On the same day Victorians were celebrating Premier Daniel Andrews’ announcement of the easing of the 112-day COVID-19 lockdown, the state government oversaw the felling of a 350-year-old tree sacred to the Djab Wurrung people in central Victoria. The tree was destroyed to make way for a multi-million-dollar highway upgrade.
More than 50 protesters were attacked and arrested by Victoria Police, who weaponised COVID-19 laws by fining at least 40 protesters for failing to comply with COVID-19 measures. A further ten protesters were arrested for obstructing police.
The $672 million Western Highway upgrade between Ballarat and Stawell began in 2013, but work on the Buangor to Ararat section did not begin until June 2018. Work in this section will result in the destruction of more than 3,000 trees, including at least 200 which hold cultural significance to the Djab Wurrung people. Among the trees are traditional birthing trees, to which Aboriginal women have come to give birth for hundreds of generations. The area holds “a deep intimate connection for Djab Wurrung women”, wrote Djab Wurrung woman and recently resigned member of the First Peoples’ Assembly of Victoria, Sissy Eileen Austin, in the Guardian.
When work first began on the section of the highway in June 2018, Djab Wurrung protesters established a Heritage Protection Embassy, calling for the highway to be rerouted and the area protected. According to the embassy’s website, not only are the birthing trees located on sacred women’s country, but they are also part of the songlines, which “connect us to the beginning of time, back to our spirit ancestors, our creators”.
In Aboriginal culture, songlines act as navigational tracks for safe travel across country, while also telling the history of the land, animals and plants. The songs sung along the songlines are the means by which cultural knowledge, values and practices are retained and passed down. The destroyed tree was known to the Djab Wurrung as a “directions tree”, which is a tree planted after the birth of a child where the placenta is mixed with the seed and the resulting tree becomes a source of spiritual guidance and connection to land and ancestors for the child.
The Andrews government has negotiated the highway project with the Indigenous custodians via the 2006 Victorian Aboriginal Heritage Act. But heritage acts and the process surrounding them are seriously flawed. In Victoria, in order to be recognised as the “primary guardians, keepers and knowledge holders of Aboriginal Cultural Heritage” under the Aboriginal Heritage Act, traditional owners must apply to become a “Registered Aboriginal Party”. To be recognised, they must become an incorporated organisation under the 2006 Aboriginal and Torres Strait Islander Corporations Commonwealth Act and be either a registered Native Title Holder with a Native Title Agreement or a Traditional Owner Entity Group with recognition and settlement agreement as part of the 2010 Victorian Traditional Settlement Act.
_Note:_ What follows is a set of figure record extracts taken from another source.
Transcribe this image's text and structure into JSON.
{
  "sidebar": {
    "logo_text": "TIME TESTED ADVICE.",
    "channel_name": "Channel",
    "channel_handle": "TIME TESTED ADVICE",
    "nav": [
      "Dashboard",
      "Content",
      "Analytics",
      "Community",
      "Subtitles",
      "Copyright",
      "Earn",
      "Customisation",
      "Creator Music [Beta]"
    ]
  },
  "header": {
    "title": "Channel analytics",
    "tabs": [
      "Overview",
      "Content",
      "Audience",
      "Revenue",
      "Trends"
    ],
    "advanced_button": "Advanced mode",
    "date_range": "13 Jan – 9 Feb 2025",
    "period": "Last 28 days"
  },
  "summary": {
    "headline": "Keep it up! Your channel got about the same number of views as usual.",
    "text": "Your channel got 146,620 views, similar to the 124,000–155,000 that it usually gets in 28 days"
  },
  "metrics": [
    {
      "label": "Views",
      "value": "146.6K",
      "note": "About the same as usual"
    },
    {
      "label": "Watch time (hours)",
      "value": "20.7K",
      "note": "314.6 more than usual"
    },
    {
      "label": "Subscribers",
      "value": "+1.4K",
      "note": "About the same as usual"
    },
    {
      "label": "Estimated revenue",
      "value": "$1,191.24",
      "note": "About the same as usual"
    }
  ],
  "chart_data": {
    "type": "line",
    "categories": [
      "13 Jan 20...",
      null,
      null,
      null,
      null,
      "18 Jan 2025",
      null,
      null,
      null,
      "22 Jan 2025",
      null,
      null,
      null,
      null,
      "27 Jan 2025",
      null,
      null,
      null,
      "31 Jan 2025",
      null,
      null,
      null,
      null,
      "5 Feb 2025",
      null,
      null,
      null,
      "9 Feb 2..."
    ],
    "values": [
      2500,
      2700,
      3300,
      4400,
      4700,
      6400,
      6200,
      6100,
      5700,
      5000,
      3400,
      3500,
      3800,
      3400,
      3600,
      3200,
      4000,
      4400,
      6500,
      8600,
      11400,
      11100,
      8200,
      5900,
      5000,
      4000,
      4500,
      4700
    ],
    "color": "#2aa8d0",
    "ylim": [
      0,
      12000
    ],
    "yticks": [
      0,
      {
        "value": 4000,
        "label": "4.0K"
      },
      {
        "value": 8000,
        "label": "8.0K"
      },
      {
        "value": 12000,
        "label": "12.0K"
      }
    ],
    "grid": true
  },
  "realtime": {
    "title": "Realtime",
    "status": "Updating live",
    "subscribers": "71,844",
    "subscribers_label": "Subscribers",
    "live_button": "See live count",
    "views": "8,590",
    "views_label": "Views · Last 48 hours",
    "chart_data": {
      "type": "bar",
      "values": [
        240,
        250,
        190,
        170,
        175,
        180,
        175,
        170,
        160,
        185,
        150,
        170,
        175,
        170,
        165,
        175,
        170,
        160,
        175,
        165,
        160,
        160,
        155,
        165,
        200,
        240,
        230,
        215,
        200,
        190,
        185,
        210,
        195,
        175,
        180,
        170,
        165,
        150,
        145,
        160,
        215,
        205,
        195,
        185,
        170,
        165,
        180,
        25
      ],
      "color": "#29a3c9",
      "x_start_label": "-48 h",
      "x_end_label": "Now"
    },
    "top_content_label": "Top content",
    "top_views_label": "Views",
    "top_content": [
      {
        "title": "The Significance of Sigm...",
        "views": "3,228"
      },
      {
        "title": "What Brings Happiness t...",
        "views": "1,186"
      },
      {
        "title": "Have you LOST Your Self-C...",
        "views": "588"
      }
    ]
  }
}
The problem with this, notes Deakin University anthropologist Associate Professor Melinda Hinksonin in a 5 November article for Arena, is that it “ensures that Aboriginal owners and custodians who refuse to participate on these terms will not be recognised”, resulting in them being “excluded from formal processes of consultation”.
Under the Victorian act, the current Registered Aboriginal Party for Djab Wurrung country is the Eastern Maar Aboriginal Corporation (EMAC). EMAC took over the role in February of this year, after Martang—the original Registered Aboriginal Party, which had signed off on the highway extension in 2013—became defunct. In a media statement issued on 28 October, EMAC noted that “despite [the directions tree’s] age and majesty, extensive re-assessments did not reveal any characteristics consistent with cultural modification”. They went on to explain that the EMAC had previously won a significant “realignment” of the highway project, resulting in the preservation of 16 trees, two of which were birthing trees, as well as “marker”, “directions” and “grandmother” trees. But other Djab Wurrung people disagree with this assessment and argue the trees are of cultural significance.
University of Sydney director of Aboriginal and Torres Strait Islander Research, Professor Jaky Troy, told the ABC that Indigenous custodians often face a situation of “deciding which child to kill” when taking part in heritage negotiations. Troy, a Ngairgu woman, explained that the Djab Wurrung “were put in a position where something was going to have to go”. That is, traditional owners are forced into making pragmatic decisions in order to save some part of their cultural heritage, while being forced to sacrifice others.
This fact was further highlighted by EMAC’s chair, Jason Mifsud, in the same interview. Mifsud explained that despite earlier advocating for the directions tree to be protected, they were not able to save it because Aboriginal groups are “not negotiating from a position of power”. Instead, “you’re essentially, as a result of the Aboriginal Heritage Act, still the last in line in regards to protecting and preserving cultural heritage”.
In the aftermath of the destruction of the directions tree, prominent Aboriginal activist and Djab Wurrung woman Marjorie Thorpe has won a three-week injunction to stop construction. The case will return to the Supreme Court on 19 November. In the meantime, the Djab Wurrung Heritage Protection Embassy activists are calling for the return of the destroyed tree and are continuing their campaign.